Although the issue hasn’t received much press until recently, many Venezuelans have fled from President Nicolas Maduro’s restrictive socialist regime, despite his government’s best efforts. For years now, the country’s Department of Education has been tailoring its educational systems to promote socialism — coincidentally, right as the socialist government began losing control.

In the U.S., it’s typical for children to begin attending preschool between the ages of three and four; over a million young students are enrolled in preschool classes each year in order to get a jumpstart on learning their ABCs and 123s (according to data collected between 2011 and 2013).

In Venezuela, it isn’t that simple. Young children who are still able to attend school — which isn’t very many students anymore, for what it’s worth — begin learning complex political and economic lessons which are hidden in virtually every single lesson and textbook. A Foreign Policy report from April 2014 referenced the following math problem from a Venezuelan textbook distributed to 4th grade students:

“In a socialist arepa restaurant, an arepa and a juice cost 12 bolívars.
If three families of five people go out to eat, and they consume 21 arepas and 21 juices, how much did they spend?” 

The exercise is pulled from a math book, but the explicit reference to a government-subsidized arepa restaurant is the confusing part.

Since 2011, according to a Yahoo! News article published earlier this year, President Nicolas Maduro’s Department of Education has been distributing textbooks filled with these sorts of questions. Parents have spoken out against these textbooks in the past, saying that they’re unnecessarily filled with references to socialism and references to the late Venezuelan leader Hugo Chavez.

The government’s goal is to teach young students, right when they begin learning how to read and compute math problems, that socialism is an accepted and natural part of society.

The only problem is, it’s not really working.

After the price of crude oil dropped dramatically last year, the Venezuelan economy — which has relied on oil exports for approximately 95% of its national revenue — began tanking.

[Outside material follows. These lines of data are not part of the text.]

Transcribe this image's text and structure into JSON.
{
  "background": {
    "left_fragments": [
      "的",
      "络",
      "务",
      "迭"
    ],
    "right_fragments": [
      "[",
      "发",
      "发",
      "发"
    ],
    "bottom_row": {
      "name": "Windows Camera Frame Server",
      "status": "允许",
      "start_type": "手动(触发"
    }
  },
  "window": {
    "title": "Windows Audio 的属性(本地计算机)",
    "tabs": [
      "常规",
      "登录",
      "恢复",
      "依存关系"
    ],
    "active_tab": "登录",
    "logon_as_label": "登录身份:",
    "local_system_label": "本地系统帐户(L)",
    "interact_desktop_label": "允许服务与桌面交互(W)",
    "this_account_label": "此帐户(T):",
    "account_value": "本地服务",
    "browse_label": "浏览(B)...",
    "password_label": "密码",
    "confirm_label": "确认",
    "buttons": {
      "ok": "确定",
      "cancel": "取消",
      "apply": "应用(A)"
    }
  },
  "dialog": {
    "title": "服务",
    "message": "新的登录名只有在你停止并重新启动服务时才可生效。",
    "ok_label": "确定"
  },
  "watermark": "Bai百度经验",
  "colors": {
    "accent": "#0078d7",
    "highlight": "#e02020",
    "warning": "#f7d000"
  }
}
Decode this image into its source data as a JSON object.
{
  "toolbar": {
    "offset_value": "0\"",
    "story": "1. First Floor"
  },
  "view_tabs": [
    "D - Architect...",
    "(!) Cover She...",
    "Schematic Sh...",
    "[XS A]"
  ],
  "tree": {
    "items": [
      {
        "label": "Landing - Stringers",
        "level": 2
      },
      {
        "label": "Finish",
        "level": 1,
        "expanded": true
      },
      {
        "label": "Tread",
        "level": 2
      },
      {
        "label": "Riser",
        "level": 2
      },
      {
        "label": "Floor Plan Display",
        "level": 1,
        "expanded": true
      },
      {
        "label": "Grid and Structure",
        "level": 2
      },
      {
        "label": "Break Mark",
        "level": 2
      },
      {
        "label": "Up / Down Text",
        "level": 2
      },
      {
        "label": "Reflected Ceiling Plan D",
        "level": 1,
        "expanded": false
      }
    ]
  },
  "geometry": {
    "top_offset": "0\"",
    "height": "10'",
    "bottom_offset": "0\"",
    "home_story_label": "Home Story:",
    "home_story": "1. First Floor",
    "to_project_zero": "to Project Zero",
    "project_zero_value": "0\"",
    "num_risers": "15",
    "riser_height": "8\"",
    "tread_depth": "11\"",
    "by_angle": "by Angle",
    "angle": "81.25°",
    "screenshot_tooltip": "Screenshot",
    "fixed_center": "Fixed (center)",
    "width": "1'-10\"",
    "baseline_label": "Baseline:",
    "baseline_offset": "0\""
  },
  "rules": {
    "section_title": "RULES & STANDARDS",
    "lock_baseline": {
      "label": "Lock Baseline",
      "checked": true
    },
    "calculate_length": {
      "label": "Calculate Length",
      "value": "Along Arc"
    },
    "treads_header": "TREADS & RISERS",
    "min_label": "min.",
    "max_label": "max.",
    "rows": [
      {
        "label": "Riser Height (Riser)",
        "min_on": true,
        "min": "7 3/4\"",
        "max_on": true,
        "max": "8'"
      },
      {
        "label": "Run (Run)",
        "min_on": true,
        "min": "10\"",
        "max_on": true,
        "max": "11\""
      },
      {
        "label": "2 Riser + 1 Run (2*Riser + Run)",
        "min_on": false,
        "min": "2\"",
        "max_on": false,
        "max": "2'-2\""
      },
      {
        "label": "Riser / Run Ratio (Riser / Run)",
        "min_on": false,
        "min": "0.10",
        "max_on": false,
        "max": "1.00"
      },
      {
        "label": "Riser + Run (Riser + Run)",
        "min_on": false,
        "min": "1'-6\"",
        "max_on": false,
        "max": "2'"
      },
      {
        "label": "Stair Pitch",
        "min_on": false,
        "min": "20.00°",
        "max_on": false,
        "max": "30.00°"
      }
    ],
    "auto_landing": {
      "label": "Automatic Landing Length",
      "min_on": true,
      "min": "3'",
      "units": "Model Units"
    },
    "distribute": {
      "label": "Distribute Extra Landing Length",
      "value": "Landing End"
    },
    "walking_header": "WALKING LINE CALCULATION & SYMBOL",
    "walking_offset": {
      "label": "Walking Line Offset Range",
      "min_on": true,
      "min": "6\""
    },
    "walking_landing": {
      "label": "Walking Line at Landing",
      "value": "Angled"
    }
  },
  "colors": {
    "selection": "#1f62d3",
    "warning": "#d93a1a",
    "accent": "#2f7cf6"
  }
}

Workers began leaving Venezuela left and right, as the recent Business Insider articles have shown. The country’s currency, the bolívar, is virtually worthless and few countries are willing to export items at all because of it. Because of the severe shortages on government-subsidized items like toilet paper and bread, most Venezuelans rely on the black market for everything.

As more Venezuelans flee from the socialist regime, it’s becoming clearer that no amount of textbook propaganda can save Maduro’s Chavez-inspired socialist government. What isn’t clear yet is whether the country will able to rebuild without its educated citizens.